While Dr. Potts is the singular figure in my Dearborn experience, he is by no means the only one to help my journey of growth. As my laboratory skills improved (slowly), I managed to secure a job doing preparative work for the general chemistry laboratories, and that on-campus job both brought some much needed income and an excuse to spend even more time around the labs. Linda Grimm and Bob Quattro ran those laboratories like a top and were great bosses and mentors. My other chemistry professors---Otto, Donahue, Decamp, Bazzi, Tai, …---drilled all aspects of chemistry into me and prepared me well for the rigors of graduate study. Among my many other professors, I have to single out Prof. Brown (Math) and Prof. Prentis (Physics), whose elegant presentation of difficult topics continue to inspire both my own research and my teaching style. And of course I cannot fail to mention the many, many UM-Dearborn friends who made the days and the nights so much fun.

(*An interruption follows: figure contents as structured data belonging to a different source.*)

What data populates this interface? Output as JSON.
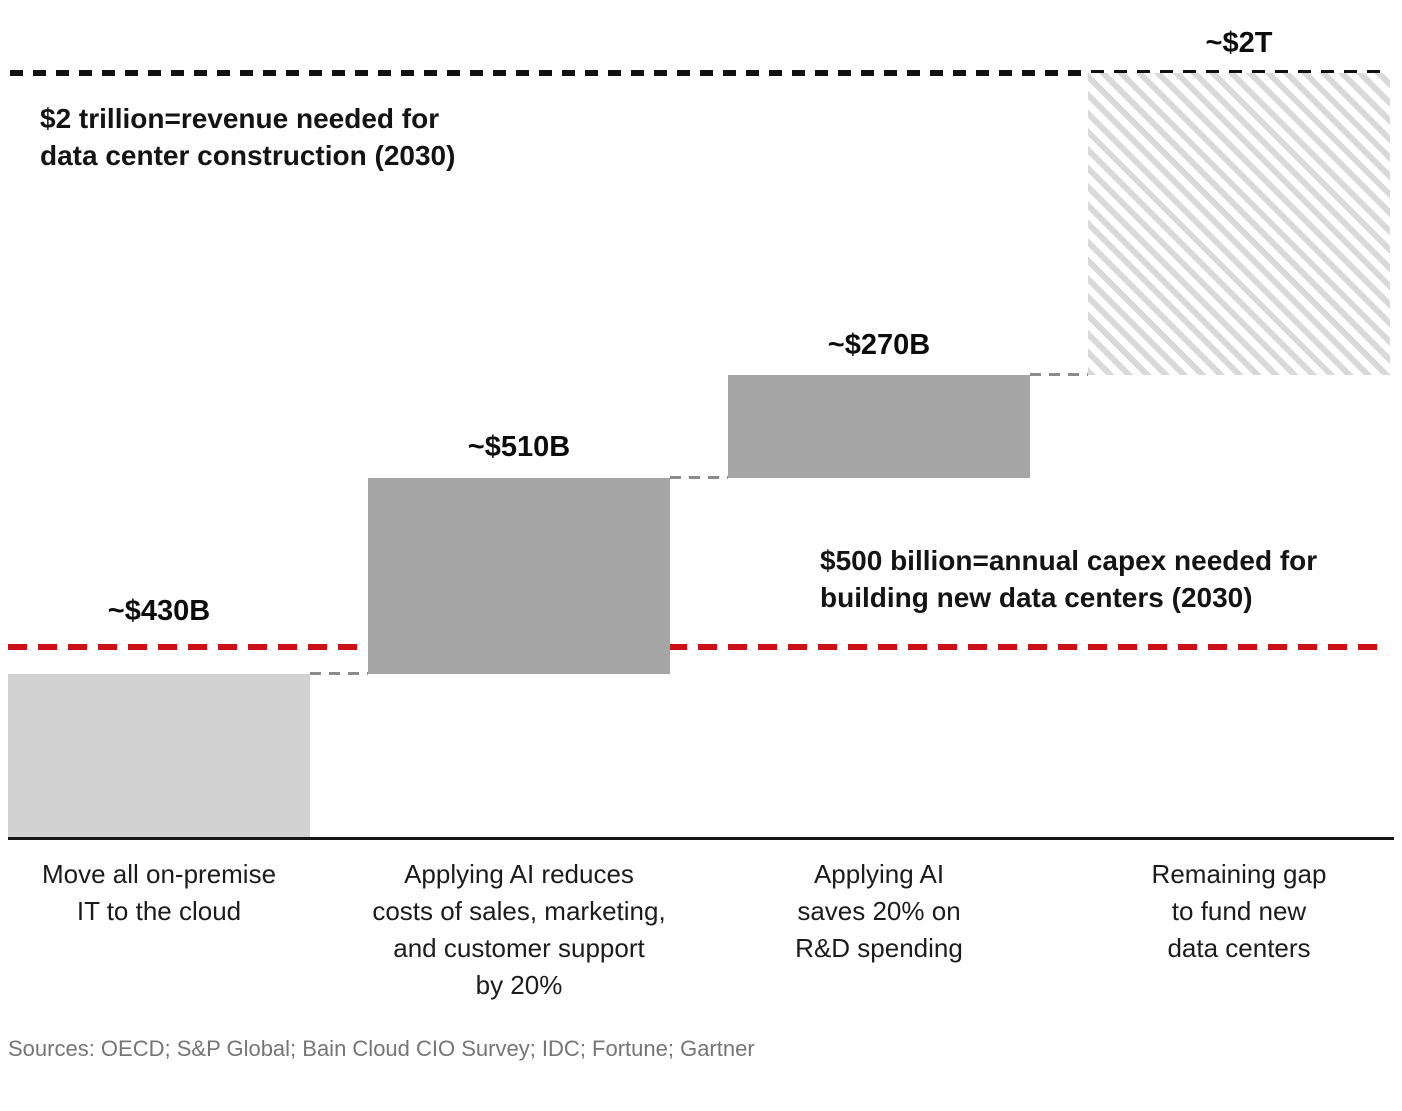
{
  "chart_data": {
    "type": "bar",
    "subtype": "waterfall",
    "unit": "USD billions",
    "value_axis_max": 2000,
    "grid": false,
    "bars": [
      {
        "label": "Move all on-premise\nIT to the cloud",
        "value_label": "~$430B",
        "start": 0,
        "value": 430,
        "fill": "light-gray"
      },
      {
        "label": "Applying AI reduces\ncosts of sales, marketing,\nand customer support\nby 20%",
        "value_label": "~$510B",
        "start": 430,
        "value": 510,
        "fill": "mid-gray"
      },
      {
        "label": "Applying AI\nsaves 20% on\nR&D spending",
        "value_label": "~$270B",
        "start": 940,
        "value": 270,
        "fill": "mid-gray"
      },
      {
        "label": "Remaining gap\nto fund new\ndata centers",
        "value_label": "~$2T",
        "start": 1210,
        "value": 790,
        "fill": "diagonal-hatch",
        "label_at_line": true
      }
    ],
    "reference_lines": [
      {
        "value": 2000,
        "style": "black-dashed",
        "annotation": "$2 trillion=revenue needed for\ndata center construction (2030)"
      },
      {
        "value": 500,
        "style": "red-dashed",
        "annotation": "$500 billion=annual capex needed for\nbuilding new data centers (2030)"
      }
    ],
    "source_note": "Sources: OECD; S&P Global; Bain Cloud CIO Survey; IDC; Fortune; Gartner"
  },
  "colors": {
    "bar_light": "#d2d2d2",
    "bar_mid": "#a5a5a5",
    "hatch_stripe": "#d9d9d9",
    "target_line": "#111111",
    "capex_line": "#cc1016",
    "text": "#141414",
    "source_text": "#757575"
  }
}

After receiving my Ph.D. from Ohio State in 1991, I returned to the Dearborn area for a position in the Ford Research Laboratory. I soon came to miss the academic life, and in a display of shockingly poor judgment, the Natural Sciences department welcomed me back to teach General Chemistry in the evenings. Imagine my excitement to be back to my old stomping grounds, but on the other side of the desk! I soon discovered the joy of working with students, hearing their stories, helping them learn and grow, and watching them master new material. During the day I worked with a world-class group of Ford scientists and engineers, building my research portfolio, and in the evenings I honed my teaching skills. That combination of experiences put me in the position to return to the academy full-time in 2004. Years at Ford made this chemist look like a chemical engineer, and now I teach and do research at the boundary of of two in my faculty position at the University of Notre Dame.

I have had many good breaks and great mentors along the way. But the people and the environment at UM-Dearborn gave me the solid foundation to build on.